Princes tell of heartbreak over their final conversation with Diana

Diana with her sons, in a family photograph shown on the ITV documentary. Source: YouTube/AnthonyDon

They may have every monetary and social privilege possible, but it’s impossible not to feel for Princes William and Harry when they speak of their last conversation with their mother.

The young royals have revealed their pain over that last phone call, made just hours before Princess Diana was killed in a car accident in Paris, where she was staying at the time with her then-boyfriend Dodi Al Fayed.

Their memories, which they have spoken about publicly for the first time, will feature in a moving ITV documentary Diana, Our Mother: Her Life and Legacy, which has been made to mark the 20th anniversary of Diana’s death on August 31, 1997.

The 90-minute documentary is due to air on Monday night in the UK and will be aired on Channel 7’s Sunday Night on July 30 at 7pm.

William and Harry remember that they were at Balmoral, the Royal Family’s home in Scotland, that August summer’s day when they were called away from playing with their cousins to the phone to talk to their mother. 

“I can’t necessarily remember what I said but all I do remember is regretting for the rest of my life how short the phone call was,” Prince Harry, who was 12 at the time, says in the documentary. “If I’d known that that was the last time I was going to speak to my mother, the things I would have said to her.

“Looking back at it now , it’s incredibly hard. I have to deal with that for the rest of my life, not knowing that it was the last time I’d speak to my mum, how differently that conversation would have panned out if I’d had even the slightest inkling that her life was going to be taken that night.”

https://www.youtube.com/watch?v=oNIRVe_IWZE

Price William remembers that his own thoughts at the age of 15 were similar to Prince Harry’s, recalling that the brothers were interrupted while “having a very good time” with their cousins.

“Harry and I were in a desperate rush to say ‘goodbye, see you later, can I go off?’,” he says. “If I’d known what was going to happen I wouldn’t have been quite so blasé about it. That phone call sticks in my mind quite heavily.”

Unlike his brother, however, William said that he did remember what Diana said to him during the conversation, although those words aren’t recorded by the documentary.

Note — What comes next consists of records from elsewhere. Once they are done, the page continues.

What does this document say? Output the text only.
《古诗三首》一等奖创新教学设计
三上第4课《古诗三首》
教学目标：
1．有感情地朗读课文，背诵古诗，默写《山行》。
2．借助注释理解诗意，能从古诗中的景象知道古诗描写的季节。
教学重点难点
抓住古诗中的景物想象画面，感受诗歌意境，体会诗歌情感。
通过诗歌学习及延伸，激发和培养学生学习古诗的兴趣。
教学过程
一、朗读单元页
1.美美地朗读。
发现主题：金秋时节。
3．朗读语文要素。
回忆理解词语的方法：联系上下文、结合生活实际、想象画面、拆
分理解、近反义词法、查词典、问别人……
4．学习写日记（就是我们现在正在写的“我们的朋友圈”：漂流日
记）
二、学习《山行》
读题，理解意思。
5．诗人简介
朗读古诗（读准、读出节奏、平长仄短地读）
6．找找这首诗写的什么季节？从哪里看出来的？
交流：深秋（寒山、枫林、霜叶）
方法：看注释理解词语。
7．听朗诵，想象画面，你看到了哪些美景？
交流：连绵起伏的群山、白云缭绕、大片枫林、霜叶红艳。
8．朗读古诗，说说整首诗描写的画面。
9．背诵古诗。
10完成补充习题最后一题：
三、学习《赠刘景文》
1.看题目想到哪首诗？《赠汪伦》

Chris Ship, ITV’s royal editor, writes that the brothers had told him they hadn’t spoken of their mother in this way prior to the documentary’s filming, and would not do so again.

The documentary includes interviews with Princess Diana’s brother, friends, staff such as her personal stylist Anna Harvey, and celebrities including Elton John.

Have you ever regretted a conversation in this way? How did you come to terms with it?